These are really marketing and business basics, but for the sake of those who did not have the benefit of a marketing class in college, then hopefully this post will be instructive. Especially if you want to be a bit bookish about things.
Simply put, for me, 4 Ps of Marketing provides us a guide on the key areas that what we need to work on to effectively market our business. Meanwhile, Porter’s 5 Forces are the forces at work for and against the business within the industry and the economy. Again, we need to be mindful of these in generating business concepts, or sustaining an already established business.
My post tries to explain these frameworks as simple as possible, mostly through guide questions. You can read more here on 4Ps of Marketing and here on Porter’s 5 Forces Analysis. But before you do that, why not stay for a while and try mine first?
4 Ps of Marketing
Before you launch your business, make sure you establish these 4Ps. And continuously refine them.
- Product: What are you offering (whether product or service)? How does your product differ from the rest of the competition? Does it offer something valuable or unique? And how consistently and standardized can you offer the product/ service?
- Place: Where is your product or service located? Is it a foodcart, an online store, located in a mall? With heavy foot-traffic, near your target market and niche? Easily accessible? Are neighboring stores, if any, aligned with the market segment your are targeting?
- Price: For how much are you selling your product or service? Is it a premium brand, or targets Class C and D? Your pricing should not only consider competition, it should also consider, first and foremost, your target market. Targeting the lower socio-economic class with a premium priced product or service is definitely a disconnect. Also, is demand for your product elastic or inelastic in case of price changes?

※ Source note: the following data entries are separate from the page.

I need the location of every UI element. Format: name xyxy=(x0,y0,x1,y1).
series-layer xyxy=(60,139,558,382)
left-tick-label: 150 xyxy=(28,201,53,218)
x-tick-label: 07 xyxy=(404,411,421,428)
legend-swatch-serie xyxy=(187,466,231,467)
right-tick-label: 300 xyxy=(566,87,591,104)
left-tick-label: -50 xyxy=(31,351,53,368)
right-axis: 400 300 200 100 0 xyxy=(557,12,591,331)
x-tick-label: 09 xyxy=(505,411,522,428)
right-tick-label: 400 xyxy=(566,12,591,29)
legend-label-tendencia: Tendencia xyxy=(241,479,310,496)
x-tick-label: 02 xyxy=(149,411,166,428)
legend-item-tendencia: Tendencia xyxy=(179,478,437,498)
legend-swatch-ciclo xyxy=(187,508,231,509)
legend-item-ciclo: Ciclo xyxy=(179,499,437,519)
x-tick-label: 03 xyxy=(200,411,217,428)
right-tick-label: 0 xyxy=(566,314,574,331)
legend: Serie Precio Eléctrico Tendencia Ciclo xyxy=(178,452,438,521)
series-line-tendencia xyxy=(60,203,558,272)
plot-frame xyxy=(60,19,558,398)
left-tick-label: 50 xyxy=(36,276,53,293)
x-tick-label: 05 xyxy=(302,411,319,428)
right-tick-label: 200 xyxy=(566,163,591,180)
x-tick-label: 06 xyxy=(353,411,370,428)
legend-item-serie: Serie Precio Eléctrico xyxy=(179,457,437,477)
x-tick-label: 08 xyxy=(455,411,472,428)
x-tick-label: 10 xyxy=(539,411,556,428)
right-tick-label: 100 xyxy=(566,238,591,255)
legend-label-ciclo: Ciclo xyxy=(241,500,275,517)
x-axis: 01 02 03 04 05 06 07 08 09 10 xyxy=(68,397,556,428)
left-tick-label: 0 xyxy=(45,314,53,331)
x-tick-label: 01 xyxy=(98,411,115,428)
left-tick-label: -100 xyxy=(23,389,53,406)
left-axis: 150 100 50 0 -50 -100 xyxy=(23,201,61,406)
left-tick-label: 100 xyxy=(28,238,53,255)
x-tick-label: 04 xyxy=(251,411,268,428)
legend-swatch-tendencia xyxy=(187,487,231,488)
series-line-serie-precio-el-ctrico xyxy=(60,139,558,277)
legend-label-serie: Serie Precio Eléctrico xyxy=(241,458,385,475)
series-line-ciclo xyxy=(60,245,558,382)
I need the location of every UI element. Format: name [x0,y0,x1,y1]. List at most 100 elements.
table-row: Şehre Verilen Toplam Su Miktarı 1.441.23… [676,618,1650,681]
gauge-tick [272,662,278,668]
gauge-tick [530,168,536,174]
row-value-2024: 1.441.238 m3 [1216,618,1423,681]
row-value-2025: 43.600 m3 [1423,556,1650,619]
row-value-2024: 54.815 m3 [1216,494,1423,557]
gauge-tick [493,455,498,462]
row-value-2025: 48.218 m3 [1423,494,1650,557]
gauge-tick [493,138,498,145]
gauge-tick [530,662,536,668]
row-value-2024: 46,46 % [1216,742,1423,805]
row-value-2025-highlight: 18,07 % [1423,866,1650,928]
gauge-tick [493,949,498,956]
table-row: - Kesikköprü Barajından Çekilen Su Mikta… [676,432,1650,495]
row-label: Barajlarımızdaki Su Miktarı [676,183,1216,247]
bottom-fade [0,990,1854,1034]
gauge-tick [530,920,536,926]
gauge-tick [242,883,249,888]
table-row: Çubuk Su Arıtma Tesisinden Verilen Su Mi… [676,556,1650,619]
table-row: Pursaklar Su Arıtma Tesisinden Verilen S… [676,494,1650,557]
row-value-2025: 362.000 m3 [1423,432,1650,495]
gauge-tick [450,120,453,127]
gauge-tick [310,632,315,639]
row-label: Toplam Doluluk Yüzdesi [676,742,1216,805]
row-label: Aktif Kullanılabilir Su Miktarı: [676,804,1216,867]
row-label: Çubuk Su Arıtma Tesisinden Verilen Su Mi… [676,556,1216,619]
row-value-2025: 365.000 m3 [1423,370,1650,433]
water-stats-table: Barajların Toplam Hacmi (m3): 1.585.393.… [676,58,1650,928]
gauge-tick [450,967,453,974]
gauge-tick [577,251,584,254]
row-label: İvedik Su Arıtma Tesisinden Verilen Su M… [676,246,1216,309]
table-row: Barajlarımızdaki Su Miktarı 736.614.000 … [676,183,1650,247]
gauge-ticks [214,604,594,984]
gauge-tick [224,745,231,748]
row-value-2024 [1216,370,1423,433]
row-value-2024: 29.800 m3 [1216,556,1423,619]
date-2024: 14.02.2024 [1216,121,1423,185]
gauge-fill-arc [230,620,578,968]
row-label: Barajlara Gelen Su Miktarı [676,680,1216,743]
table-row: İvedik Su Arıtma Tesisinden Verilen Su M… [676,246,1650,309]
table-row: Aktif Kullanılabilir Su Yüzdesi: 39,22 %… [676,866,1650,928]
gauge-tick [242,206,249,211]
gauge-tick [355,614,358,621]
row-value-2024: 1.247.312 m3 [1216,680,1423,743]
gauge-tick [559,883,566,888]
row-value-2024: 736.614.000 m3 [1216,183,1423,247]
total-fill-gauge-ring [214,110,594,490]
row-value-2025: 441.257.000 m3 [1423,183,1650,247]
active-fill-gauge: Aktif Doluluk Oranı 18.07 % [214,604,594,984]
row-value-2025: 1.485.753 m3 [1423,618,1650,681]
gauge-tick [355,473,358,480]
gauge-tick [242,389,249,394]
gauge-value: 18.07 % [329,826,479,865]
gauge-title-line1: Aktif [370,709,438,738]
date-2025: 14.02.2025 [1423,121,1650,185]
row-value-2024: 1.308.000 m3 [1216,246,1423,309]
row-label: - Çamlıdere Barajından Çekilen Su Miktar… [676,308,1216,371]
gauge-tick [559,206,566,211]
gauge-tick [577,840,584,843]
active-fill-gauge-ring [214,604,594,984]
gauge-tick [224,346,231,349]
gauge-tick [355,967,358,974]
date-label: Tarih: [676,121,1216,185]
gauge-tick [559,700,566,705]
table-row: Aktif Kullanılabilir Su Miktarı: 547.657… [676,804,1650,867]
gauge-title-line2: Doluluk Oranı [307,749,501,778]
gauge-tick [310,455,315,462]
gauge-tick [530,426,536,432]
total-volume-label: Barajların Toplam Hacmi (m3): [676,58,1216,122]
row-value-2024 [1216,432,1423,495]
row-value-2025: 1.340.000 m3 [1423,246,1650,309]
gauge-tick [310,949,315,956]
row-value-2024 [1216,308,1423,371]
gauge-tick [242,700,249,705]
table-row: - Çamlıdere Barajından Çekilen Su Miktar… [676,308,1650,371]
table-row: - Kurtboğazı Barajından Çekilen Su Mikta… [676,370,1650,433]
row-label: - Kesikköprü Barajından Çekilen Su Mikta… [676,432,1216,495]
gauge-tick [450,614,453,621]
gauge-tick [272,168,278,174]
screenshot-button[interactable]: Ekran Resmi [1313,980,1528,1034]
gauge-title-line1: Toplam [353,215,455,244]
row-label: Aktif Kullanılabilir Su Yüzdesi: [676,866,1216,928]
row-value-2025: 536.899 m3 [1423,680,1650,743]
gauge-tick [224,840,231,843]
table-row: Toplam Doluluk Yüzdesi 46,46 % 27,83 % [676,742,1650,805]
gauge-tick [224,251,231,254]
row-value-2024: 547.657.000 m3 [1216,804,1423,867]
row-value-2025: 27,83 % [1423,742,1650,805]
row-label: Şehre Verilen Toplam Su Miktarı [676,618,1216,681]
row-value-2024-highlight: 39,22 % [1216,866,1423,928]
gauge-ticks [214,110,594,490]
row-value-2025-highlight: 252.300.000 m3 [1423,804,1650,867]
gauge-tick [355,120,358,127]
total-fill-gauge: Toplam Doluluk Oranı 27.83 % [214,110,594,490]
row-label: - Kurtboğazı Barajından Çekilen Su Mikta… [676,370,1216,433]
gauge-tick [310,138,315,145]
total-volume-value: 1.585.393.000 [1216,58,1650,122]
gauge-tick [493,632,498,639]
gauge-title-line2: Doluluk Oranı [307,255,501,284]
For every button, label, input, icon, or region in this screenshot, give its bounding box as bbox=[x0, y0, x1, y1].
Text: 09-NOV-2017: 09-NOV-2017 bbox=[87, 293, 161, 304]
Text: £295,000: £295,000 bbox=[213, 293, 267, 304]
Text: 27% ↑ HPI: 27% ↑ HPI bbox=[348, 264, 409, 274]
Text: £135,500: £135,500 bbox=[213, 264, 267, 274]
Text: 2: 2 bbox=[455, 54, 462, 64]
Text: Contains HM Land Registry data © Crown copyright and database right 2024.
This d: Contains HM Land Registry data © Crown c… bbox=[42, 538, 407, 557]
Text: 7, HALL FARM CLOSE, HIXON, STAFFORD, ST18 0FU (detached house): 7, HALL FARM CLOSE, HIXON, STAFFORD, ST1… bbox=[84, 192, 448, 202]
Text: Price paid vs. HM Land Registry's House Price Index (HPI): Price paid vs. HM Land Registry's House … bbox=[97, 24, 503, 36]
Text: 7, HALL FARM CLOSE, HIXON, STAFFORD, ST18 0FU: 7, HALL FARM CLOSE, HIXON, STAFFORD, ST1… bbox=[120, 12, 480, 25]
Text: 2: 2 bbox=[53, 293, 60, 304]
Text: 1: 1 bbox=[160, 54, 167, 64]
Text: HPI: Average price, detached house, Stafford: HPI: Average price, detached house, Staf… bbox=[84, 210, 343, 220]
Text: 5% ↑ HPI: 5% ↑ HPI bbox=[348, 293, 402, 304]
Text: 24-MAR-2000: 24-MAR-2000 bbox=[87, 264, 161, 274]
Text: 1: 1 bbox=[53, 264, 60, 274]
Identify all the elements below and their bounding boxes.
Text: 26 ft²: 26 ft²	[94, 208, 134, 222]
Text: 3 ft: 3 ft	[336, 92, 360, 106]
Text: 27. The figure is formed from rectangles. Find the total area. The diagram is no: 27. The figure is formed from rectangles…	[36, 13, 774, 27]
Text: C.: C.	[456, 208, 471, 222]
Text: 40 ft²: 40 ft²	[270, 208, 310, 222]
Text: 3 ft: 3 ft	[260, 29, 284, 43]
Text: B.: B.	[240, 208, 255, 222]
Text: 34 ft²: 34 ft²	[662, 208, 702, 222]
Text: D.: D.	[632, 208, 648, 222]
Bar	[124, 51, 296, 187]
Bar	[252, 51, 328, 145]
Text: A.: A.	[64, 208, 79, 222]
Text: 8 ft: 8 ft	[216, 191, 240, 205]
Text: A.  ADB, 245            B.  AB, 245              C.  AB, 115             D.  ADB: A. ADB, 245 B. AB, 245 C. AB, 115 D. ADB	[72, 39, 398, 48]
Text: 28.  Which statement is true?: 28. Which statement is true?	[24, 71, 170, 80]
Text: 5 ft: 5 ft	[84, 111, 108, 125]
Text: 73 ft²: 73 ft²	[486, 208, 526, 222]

- Promotion: How do you market and advertise your products? At this day and age, it pays to be online, easily searchable in search engines, and if relevant, likable in Facebook and followable in Twitter. Text blasts, flyering, etc? No random texts please from unknown numbers. You should align this with where your target market spends more time and frequents, whether on the web or out in the streets.
Porter’s 5 Forces
Competition is a relevant major force, but not the only force you should be concerned and prepared for. Again, need to be mindful of these prior to launch and regularly post-launching.
- Threat of New Competition: Like in foodcart businesses, how fast do we see replicas and copycats sprouting here and there? There are businesses that have many ‘barriers to entry’ while there are more businesses that are easy to copy. Is your product copyrighted, patented, licensed only to select few or with a winning secret recipe? Or your neighbor can easily copy your business tomorrow and improve on it?
- Threat of Substitute Products or Services: Before there was Starbucks, now we have milk teas. Milk teas are also eating up the small market of pearl shakes and coolers. And I’m sure it also has a dent on other beverages (teas, sodas etc). Will your customers stick to your product through thick and thin, or when the going gets tough, they’ll go for cheaper or better alternatives? You can’t just be mindful of direct competitiors, indirect competitors from other categories and substitutes can also harm your business.
- Bargaining Power of Customers: If I’m a consumer, I wish. But if you have a very small and focused market (like one major customer only), then that customer can easily haggle and bargain with you. Otherwise, they’ll no longer avail of your business. Also, price elasticity of your products? Lastly, are your consumers the type who will easily bash you in the world wide web due to poor service?
- Bargaining Power of Suppliers: Concentration risk on a select few suppliers. If they charge you more, then you have no choice, no other alternatives? If they fail to deliver, you also fail your customers. Big concern especially for businesses that do not have economies of scale yet.
- Intensity of Competitive Rivalry: Are you in a cut-throat industry? Or is your strategy to focus in your small yet sustainable market niche? How will you stand out in fierce competition? There are many business out there controlled by just a handful of market players. And some industries where rivalry is not just limited to advertisements and within the industry, but also in setting up deals with sister companies in other industries. Oligarchy. We’re very much interconnected now, you know.
There you have it. 4Ps and 5 Forces. I hope you will find these useful, no matter how big or small your business is.